1. Cutting the wide block to smaller sub blocks to be processed in
parallel could speed things up, but the main advantage of
as-wide-as-possible block encryption is the implicit data
authentication based on its inherent redundancy. This way less
plaintext is randomized at an illicit ciphertext change, so we trade
speed for security.
2. Computing L*x^64, L*x^128, L*x^196 and then shift-XOR for other
powers does not seem to help much. L*x^128 takes just as much time to
compute directly than to compute it from L*x^64. Unless, we use
something like Karatsuba multiplication, which gives only a little
speedup, but it is much more complex.
On Wed, Mar 24, 2010 at 11:40 AM, Hal Finney <hal.finney@xxxxxxxxx> wrote:
> On Tue, Mar 23, 2010 at 10:07 AM, Laszlo Hars <laszlo.hars@xxxxxxxxxxx> wrote:
>> 5. EME2 is too slow for sequential implementations in modern disk drives,
>> where data is streamed at 12 Gb/s, or more. However, table B.2.1 of the
>> Standard is not applicable for parallel implementations; in Galois fields
>> multiplication with a power of x is not a shift-XOR operation, if products
>> with smaller powers are not available. The user would need some guidance how
>> complex is a 128x128 bit Galois multiplication in this special setting. Keep
>> in mind that typical applications work on 4KB sectors, so one has to
>> multiply with up to x^255, which is not of any simple structure when taken
>> modulo of the fixed 128 degree polynomial. In HW implementations large
>> lookup tables are expensive.
> One thing to look into is that you could still use 512 bytes as the
> EME2 block size even though the hardware sectors are 4096 bytes.
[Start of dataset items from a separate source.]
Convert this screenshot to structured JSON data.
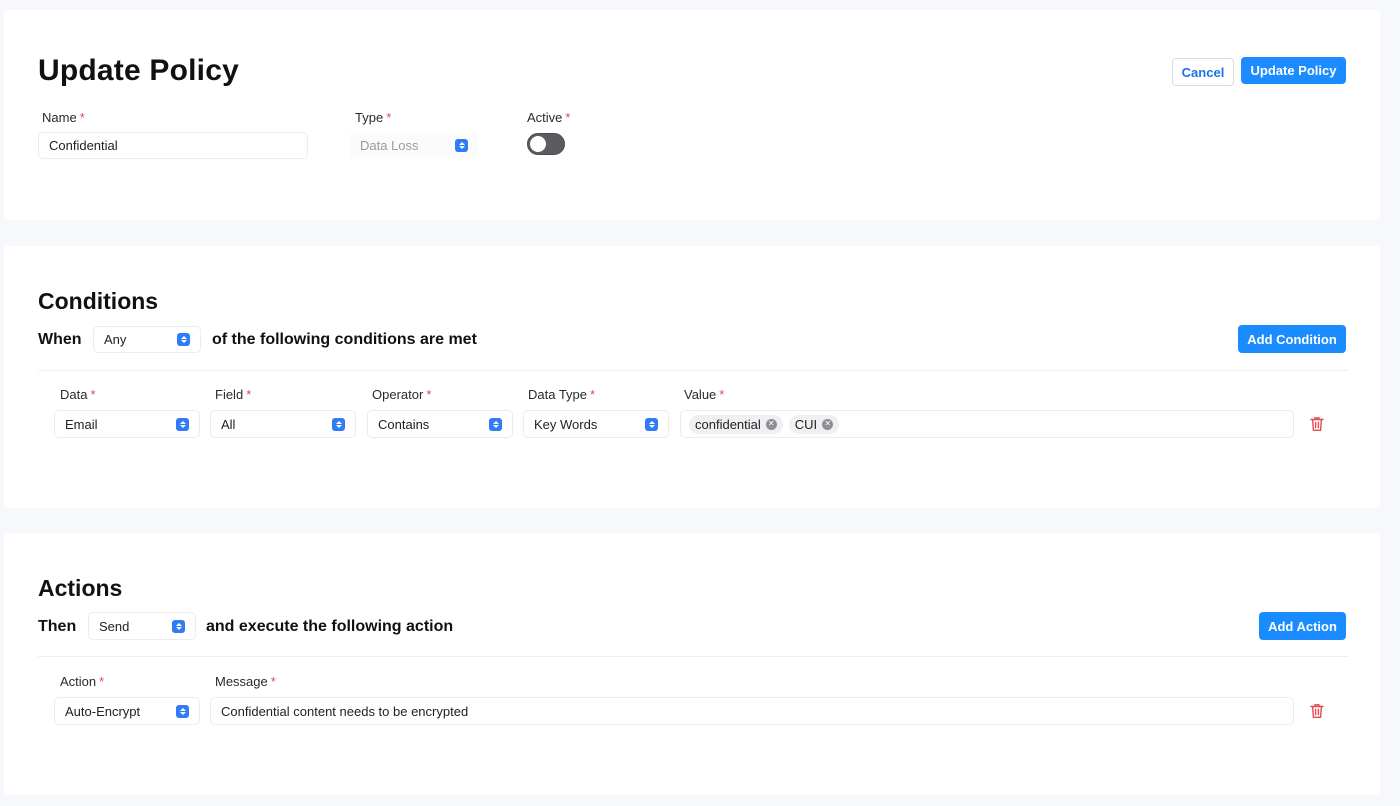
{
  "policy": {
    "title": "Update Policy",
    "cancel_label": "Cancel",
    "submit_label": "Update Policy",
    "name_label": "Name",
    "name_value": "Confidential",
    "type_label": "Type",
    "type_value": "Data Loss",
    "active_label": "Active",
    "required_mark": "*"
  },
  "conditions": {
    "title": "Conditions",
    "when_label": "When",
    "match_value": "Any",
    "match_suffix": "of the following conditions are met",
    "add_label": "Add Condition",
    "columns": {
      "data": "Data",
      "field": "Field",
      "operator": "Operator",
      "data_type": "Data Type",
      "value": "Value"
    },
    "row": {
      "data": "Email",
      "field": "All",
      "operator": "Contains",
      "data_type": "Key Words",
      "tags": [
        "confidential",
        "CUI"
      ]
    }
  },
  "actions": {
    "title": "Actions",
    "then_label": "Then",
    "mode_value": "Send",
    "mode_suffix": "and execute the following action",
    "add_label": "Add Action",
    "columns": {
      "action": "Action",
      "message": "Message"
    },
    "row": {
      "action": "Auto-Encrypt",
      "message": "Confidential content needs to be encrypted"
    }
  },
  "colors": {
    "accent": "#1a8cff",
    "danger": "#e5484d",
    "toggle_off": "#5b5b60"
  }
}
Then
> you could have more parallelism and perhaps could cycle a LFSR fewer
> times to generate the multiplications by x powers.
> Another possibility along these lines would be to do a full Galois
> multiplication to multiply by x^128, then to do the LFSR 128 times, so
> it takes half as long. Or extend this idea to multiply by x^64, x^128
> and x^192, then shift 64 times, and so on.
> No doubt as Matt says, Doug Whiting would be a good person to ask.